Thank You Chuck,” tweeted The Jacksons.
On his instagram, rocker Lenny Kravitz posted,”Hail Hail Chuck Berry!!! None of us would have been here without you.
Rock on brother!
Berry was the first artist in the inaugural 1986 class to go into the rock hall, and he closed out its concert in 1995 to celebrate the building’s opening in Cleveland. The Rolling Stones’ Keith Richards said at Berry’s induction ceremony that Berry was the one who started it all.

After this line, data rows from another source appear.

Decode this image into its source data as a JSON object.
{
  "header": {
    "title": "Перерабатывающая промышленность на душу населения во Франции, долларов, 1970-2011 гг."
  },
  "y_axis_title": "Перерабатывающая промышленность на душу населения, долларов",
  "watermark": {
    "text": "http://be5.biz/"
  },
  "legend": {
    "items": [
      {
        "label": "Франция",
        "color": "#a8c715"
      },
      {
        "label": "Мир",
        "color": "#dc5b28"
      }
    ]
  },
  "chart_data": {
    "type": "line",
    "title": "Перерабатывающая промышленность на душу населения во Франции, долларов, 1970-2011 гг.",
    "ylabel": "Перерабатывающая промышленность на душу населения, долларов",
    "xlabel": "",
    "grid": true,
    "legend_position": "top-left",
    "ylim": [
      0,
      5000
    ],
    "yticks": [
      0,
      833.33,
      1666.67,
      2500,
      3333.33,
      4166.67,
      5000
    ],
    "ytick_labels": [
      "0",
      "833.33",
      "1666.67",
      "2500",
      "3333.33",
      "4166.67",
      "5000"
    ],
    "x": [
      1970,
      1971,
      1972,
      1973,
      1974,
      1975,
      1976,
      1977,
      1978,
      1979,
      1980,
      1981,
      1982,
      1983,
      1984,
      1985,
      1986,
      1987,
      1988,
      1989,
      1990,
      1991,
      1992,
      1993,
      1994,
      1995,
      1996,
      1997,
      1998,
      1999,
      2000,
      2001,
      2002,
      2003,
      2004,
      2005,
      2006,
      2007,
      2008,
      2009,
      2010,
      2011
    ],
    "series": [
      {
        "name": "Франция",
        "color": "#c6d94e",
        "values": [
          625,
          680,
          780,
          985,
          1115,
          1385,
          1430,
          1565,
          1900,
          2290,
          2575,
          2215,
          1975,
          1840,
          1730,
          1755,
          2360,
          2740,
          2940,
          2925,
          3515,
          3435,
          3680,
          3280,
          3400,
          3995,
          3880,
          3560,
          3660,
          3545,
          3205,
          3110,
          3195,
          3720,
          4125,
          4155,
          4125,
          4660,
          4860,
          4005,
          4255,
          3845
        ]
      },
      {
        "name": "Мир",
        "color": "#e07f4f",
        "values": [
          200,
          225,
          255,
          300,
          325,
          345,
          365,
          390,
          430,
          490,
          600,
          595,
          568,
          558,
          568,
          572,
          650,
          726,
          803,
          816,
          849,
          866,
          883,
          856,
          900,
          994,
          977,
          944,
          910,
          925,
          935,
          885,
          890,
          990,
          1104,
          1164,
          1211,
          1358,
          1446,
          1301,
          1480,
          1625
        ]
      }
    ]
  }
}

Charles Edward Anderson Berry was born in St. Louis on Oct. 18, 1926. As a child he practiced a bent-leg stride that enabled him to slip under tables, a prelude to the duck walk of his adult years.
His mother, like Johnny B. Goode’s, told him he would make it, and make it big.

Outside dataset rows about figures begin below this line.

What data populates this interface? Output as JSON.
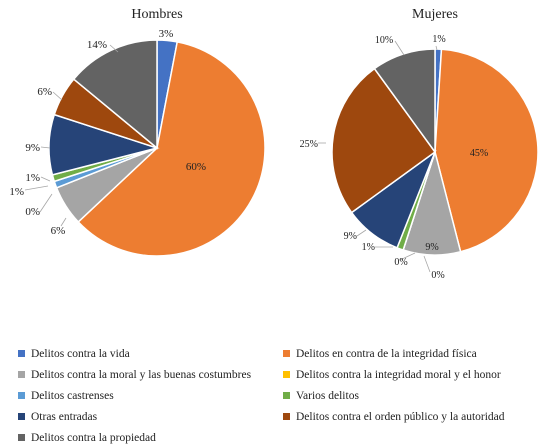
{
  "charts": [
    {
      "title": "Hombres",
      "values": [
        3,
        60,
        6,
        0,
        1,
        1,
        9,
        6,
        14
      ],
      "labels": [
        "3%",
        "60%",
        "6%",
        "0%",
        "1%",
        "1%",
        "9%",
        "6%",
        "14%"
      ]
    },
    {
      "title": "Mujeres",
      "values": [
        1,
        45,
        9,
        0,
        0,
        1,
        9,
        25,
        10
      ],
      "labels": [
        "1%",
        "45%",
        "9%",
        "0%",
        "0%",
        "1%",
        "9%",
        "25%",
        "10%"
      ]
    }
  ],
  "legend": [
    {
      "label": "Delitos contra la vida",
      "color": "#4472c4"
    },
    {
      "label": "Delitos en contra de la integridad física",
      "color": "#ed7d31"
    },
    {
      "label": "Delitos contra la moral y las buenas costumbres",
      "color": "#a5a5a5"
    },
    {
      "label": "Delitos contra la integridad moral y el honor",
      "color": "#ffc000"
    },
    {
      "label": "Delitos castrenses",
      "color": "#5b9bd5"
    },
    {
      "label": "Varios delitos",
      "color": "#70ad47"
    },
    {
      "label": "Otras entradas",
      "color": "#264478"
    },
    {
      "label": "Delitos contra el orden público y la autoridad",
      "color": "#9e480e"
    },
    {
      "label": "Delitos contra la propiedad",
      "color": "#636363"
    }
  ],
  "chart_data": [
    {
      "type": "pie",
      "title": "Hombres",
      "categories": [
        "Delitos contra la vida",
        "Delitos en contra de la integridad física",
        "Delitos contra la moral y las buenas costumbres",
        "Delitos contra la integridad moral y el honor",
        "Delitos castrenses",
        "Varios delitos",
        "Otras entradas",
        "Delitos contra el orden público y la autoridad",
        "Delitos contra la propiedad"
      ],
      "values": [
        3,
        60,
        6,
        0,
        1,
        1,
        9,
        6,
        14
      ],
      "legend": "bottom"
    },
    {
      "type": "pie",
      "title": "Mujeres",
      "categories": [
        "Delitos contra la vida",
        "Delitos en contra de la integridad física",
        "Delitos contra la moral y las buenas costumbres",
        "Delitos contra la integridad moral y el honor",
        "Delitos castrenses",
        "Varios delitos",
        "Otras entradas",
        "Delitos contra el orden público y la autoridad",
        "Delitos contra la propiedad"
      ],
      "values": [
        1,
        45,
        9,
        0,
        0,
        1,
        9,
        25,
        10
      ],
      "legend": "bottom"
    }
  ]
}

A fan of blues, swing and boogie woogie, Berry studied the very mechanics of music and how it was transmitted. As a teenager, he loved to take radios apart and put them back together.
Using a Nick Manoloff guitar chord book, he learned how to play the hits of the time. He was fascinated by chord progressions and rhythms, discovering that many songs borrowed heavily from the Gershwins’ “I Got Rhythm.”

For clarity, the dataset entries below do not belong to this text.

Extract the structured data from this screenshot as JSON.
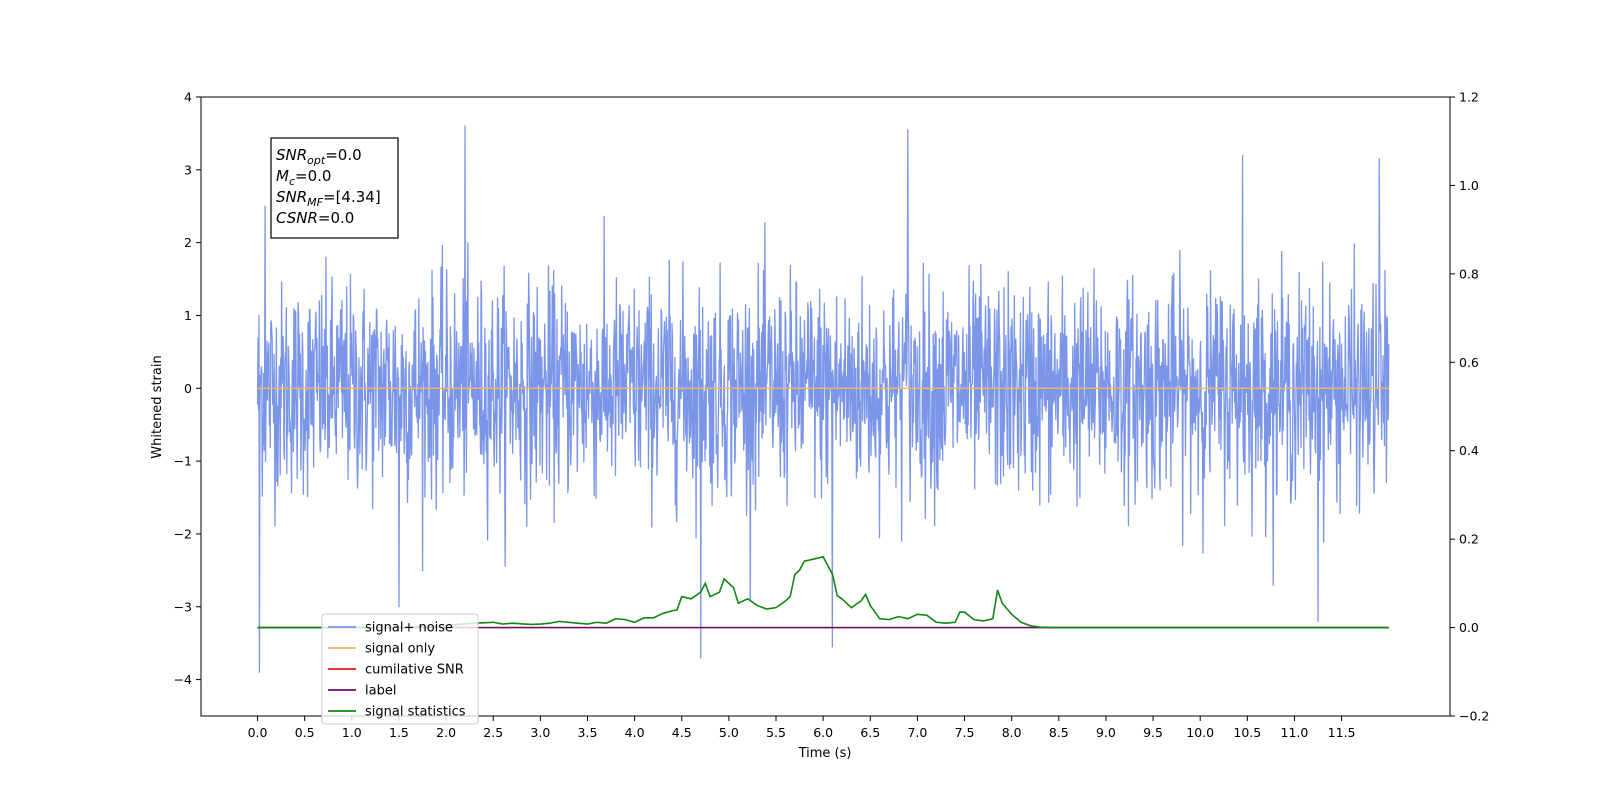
{
  "chart_data": {
    "type": "line",
    "xlabel": "Time (s)",
    "ylabel": "Whitened strain",
    "xlim": [
      -0.6,
      12.65
    ],
    "ylim": [
      -4.5,
      4.0
    ],
    "y2lim": [
      -0.2,
      1.2
    ],
    "x_ticks": [
      0.0,
      0.5,
      1.0,
      1.5,
      2.0,
      2.5,
      3.0,
      3.5,
      4.0,
      4.5,
      5.0,
      5.5,
      6.0,
      6.5,
      7.0,
      7.5,
      8.0,
      8.5,
      9.0,
      9.5,
      10.0,
      10.5,
      11.0,
      11.5
    ],
    "x_tick_labels": [
      "0.0",
      "0.5",
      "1.0",
      "1.5",
      "2.0",
      "2.5",
      "3.0",
      "3.5",
      "4.0",
      "4.5",
      "5.0",
      "5.5",
      "6.0",
      "6.5",
      "7.0",
      "7.5",
      "8.0",
      "8.5",
      "9.0",
      "9.5",
      "10.0",
      "10.5",
      "11.0",
      "11.5"
    ],
    "y_ticks": [
      -4,
      -3,
      -2,
      -1,
      0,
      1,
      2,
      3,
      4
    ],
    "y_tick_labels": [
      "−4",
      "−3",
      "−2",
      "−1",
      "0",
      "1",
      "2",
      "3",
      "4"
    ],
    "y2_ticks": [
      -0.2,
      0.0,
      0.2,
      0.4,
      0.6,
      0.8,
      1.0,
      1.2
    ],
    "y2_tick_labels": [
      "−0.2",
      "0.0",
      "0.2",
      "0.4",
      "0.6",
      "0.8",
      "1.0",
      "1.2"
    ],
    "grid": false,
    "legend_position": "lower-left",
    "annotation": {
      "lines": [
        {
          "main": "SNR",
          "sub": "opt",
          "rest": "=0.0"
        },
        {
          "main": "M",
          "sub": "c",
          "rest": "=0.0"
        },
        {
          "main": "SNR",
          "sub": "MF",
          "rest": "=[4.34]"
        },
        {
          "main": "CSNR",
          "sub": "",
          "rest": "=0.0"
        }
      ]
    },
    "series": [
      {
        "name": "signal+ noise",
        "axis": "left",
        "color": "#7b96e8",
        "kind": "noise",
        "x_range": [
          0.0,
          12.0
        ],
        "envelope_sigma": 0.72,
        "spikes": [
          [
            0.02,
            -3.9
          ],
          [
            0.08,
            2.5
          ],
          [
            1.5,
            -3.0
          ],
          [
            2.2,
            3.6
          ],
          [
            4.7,
            -3.7
          ],
          [
            6.1,
            -3.55
          ],
          [
            6.9,
            3.55
          ],
          [
            10.45,
            3.2
          ],
          [
            11.25,
            -3.2
          ],
          [
            11.9,
            3.15
          ]
        ]
      },
      {
        "name": "signal only",
        "axis": "left",
        "color": "#f5b461",
        "kind": "line",
        "x": [
          0.0,
          12.0
        ],
        "y": [
          0.0,
          0.0
        ]
      },
      {
        "name": "cumilative SNR",
        "axis": "right",
        "color": "#e41a1c",
        "kind": "line",
        "x": [
          0.0,
          12.0
        ],
        "y": [
          0.0,
          0.0
        ]
      },
      {
        "name": "label",
        "axis": "right",
        "color": "#6a0a6a",
        "kind": "line",
        "x": [
          0.0,
          12.0
        ],
        "y": [
          0.0,
          0.0
        ]
      },
      {
        "name": "signal statistics",
        "axis": "right",
        "color": "#118811",
        "kind": "line",
        "x": [
          0.0,
          1.0,
          1.5,
          2.0,
          2.3,
          2.5,
          2.6,
          2.7,
          2.9,
          3.0,
          3.1,
          3.2,
          3.3,
          3.4,
          3.5,
          3.6,
          3.7,
          3.8,
          3.9,
          4.0,
          4.1,
          4.2,
          4.3,
          4.4,
          4.45,
          4.5,
          4.6,
          4.7,
          4.75,
          4.8,
          4.9,
          4.95,
          5.0,
          5.05,
          5.1,
          5.2,
          5.3,
          5.4,
          5.5,
          5.6,
          5.65,
          5.7,
          5.75,
          5.8,
          5.9,
          6.0,
          6.1,
          6.15,
          6.2,
          6.3,
          6.4,
          6.45,
          6.5,
          6.6,
          6.7,
          6.8,
          6.9,
          7.0,
          7.1,
          7.2,
          7.3,
          7.4,
          7.45,
          7.5,
          7.6,
          7.7,
          7.8,
          7.85,
          7.9,
          8.0,
          8.1,
          8.2,
          8.3,
          8.5,
          9.0,
          10.0,
          12.0
        ],
        "y": [
          0.0,
          0.0,
          0.0,
          0.005,
          0.01,
          0.012,
          0.008,
          0.01,
          0.007,
          0.008,
          0.01,
          0.014,
          0.012,
          0.01,
          0.008,
          0.012,
          0.01,
          0.02,
          0.018,
          0.012,
          0.022,
          0.022,
          0.032,
          0.038,
          0.04,
          0.07,
          0.065,
          0.08,
          0.1,
          0.07,
          0.08,
          0.11,
          0.1,
          0.09,
          0.055,
          0.065,
          0.05,
          0.042,
          0.045,
          0.06,
          0.07,
          0.12,
          0.13,
          0.15,
          0.155,
          0.16,
          0.12,
          0.072,
          0.065,
          0.045,
          0.06,
          0.075,
          0.05,
          0.02,
          0.018,
          0.025,
          0.02,
          0.03,
          0.028,
          0.012,
          0.01,
          0.012,
          0.035,
          0.035,
          0.018,
          0.015,
          0.02,
          0.085,
          0.055,
          0.03,
          0.012,
          0.004,
          0.001,
          0.0,
          0.0,
          0.0,
          0.0
        ]
      }
    ]
  }
}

He began his musical career at age 15 when he went on stage at a high school review to do his own version of Jay McShann’s “Confessin’ the Blues.” Berry would never forget the ovation he received, saying it impacted the way he programmed and performed his songs for years to come.
Well before the rise of Bob Dylan, Berry wedded social commentary to the beat and rush of popular music.
“He was singing good lyrics, and intelligent lyrics, in the ’50s when people were singing, “Oh, baby, I love you so,'” John Lennon once observed.
In his late 20s before his first major hit, Berry crafted lyrics that spoke to the teenagers of the day and remained fresh decades later.
In 1944, when a joy-riding trip to Kansas City turned into a crime spree involving armed robberies and car theft. Berry served three years of a 10year sentence at a reformatory.
A year after his October 1947 release, Berry met and married Themetta Suggs, who stayed by his side despite some of his well-publicized indiscretions. They had four children together.
Berry signed with Chicago’s Chess Records in 1955 and appeared in a dozen movies, doing his distinctive bent-legged “duck-walk” in several teen exploitation flicks of the ’50s.
He had a few more run-ins with the law throughout his life including being found guilty of violating the Mann Act by transporting a minor across state lines for immoral purposes in the 1960s; receiving tax charges in the 1970s; and being sued by female employees for allegedly videotaping them in the bathroom in the 1980s.
Yet, his talent was undeniable and when NASA launched the unmanned Voyager I in 1977, an album was stored on the craft that would explain music on Earth to extraterrestrials. The one rock song included was “Johnny B. Goode.”
The well-received 1987 documentary “Hail! Hail! Rock ‘n’ Roll,” a concert at St.
Louis’ Fox Theatre to celebrate Berry’s 60th birthday, featured Eric Clapton, Little Richard and Jerry Lee Lewis, who recalled being told by his own mother that Berry, not he, was the true king of rock ‘n’ roll.
In a recent statement, Berry’s family said completing his forthcoming album, CHUCK, gave Berry “a great sense of joy and satisfaction” and they will follow through with release plans.